The firm continued to add one or two attorneys a year up until the late 1980s, when Carr McClellan acquired the old-line San Francisco bankruptcy and creditors’ rights firm of Phelan, Stuppi & McQuaid. Phelan traced its roots back to the 1930s, and its merger reaffirmed Carr McClellan’s commitment to its Bay Area clientele while immediately diversifying the firm’s service offerings.


Beginning in the 1990s, Carr McClellan’s client list grew to include major manufacturers, food distributors and retailers, construction and real estate development companies, nonprofit and governmental entities, software and computer companies, investment and consulting firms, and professional service providers, among many others.


Carr McClellan strengthens its Business Litigation and Construction practices.


Carr McClellan earns top 1% nationwide ranking among law firms in the Fortune Magazine 2012 Top Ranked Law Firms report. Over 55% of the firm’s attorneys are rated AV® Preeminent™. Nationally, of the 254,000 firms with 21 or more lawyers rated by Lexis Nexis® Martindale-Hubbell®, only 965 have more than one-third of their lawyers who are AV-rated; that’s less than 1%.

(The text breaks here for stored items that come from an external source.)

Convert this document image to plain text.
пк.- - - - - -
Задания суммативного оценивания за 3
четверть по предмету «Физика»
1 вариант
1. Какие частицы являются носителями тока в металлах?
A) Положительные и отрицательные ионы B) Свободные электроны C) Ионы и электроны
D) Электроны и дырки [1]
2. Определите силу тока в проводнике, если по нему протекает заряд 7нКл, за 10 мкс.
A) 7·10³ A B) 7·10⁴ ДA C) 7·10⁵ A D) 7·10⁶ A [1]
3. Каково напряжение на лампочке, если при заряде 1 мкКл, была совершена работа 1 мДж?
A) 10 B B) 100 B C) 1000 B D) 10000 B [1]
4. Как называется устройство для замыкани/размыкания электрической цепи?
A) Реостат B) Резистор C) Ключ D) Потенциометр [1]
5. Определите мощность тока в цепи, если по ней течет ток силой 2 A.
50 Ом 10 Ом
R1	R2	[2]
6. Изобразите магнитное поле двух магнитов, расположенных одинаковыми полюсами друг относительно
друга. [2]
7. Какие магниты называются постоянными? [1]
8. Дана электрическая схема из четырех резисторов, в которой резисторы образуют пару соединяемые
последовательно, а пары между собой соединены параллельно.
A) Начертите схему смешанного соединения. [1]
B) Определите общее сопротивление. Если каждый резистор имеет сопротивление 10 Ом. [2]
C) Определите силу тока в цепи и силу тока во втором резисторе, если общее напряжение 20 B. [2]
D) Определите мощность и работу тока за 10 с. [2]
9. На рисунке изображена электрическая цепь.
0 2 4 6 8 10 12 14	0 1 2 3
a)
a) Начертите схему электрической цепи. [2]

Fortune magazine issue – Dec. 26, 2011:

“To compile a list of top law firms in the U.S., Lexis Nexis® Martindale-Hubbell® – the authoritative source for information about U.S. lawyers since 1868 – researched its comprehensive database of 1 million lawyers and firms in more than 160 countries and identified U.S. law firms of 21 or more attorneys where at least one out of three lawyers achieved the AV® Preeminent™ Peer Review Rating. This rating indicates the rated lawyer has been deemed by his or her peers to have demonstrated the highest level of ethical standards and legal ability.”

In 2014, the firm launches a new brand to better reflect its energetic and rigorous approach to client service and legal excellence.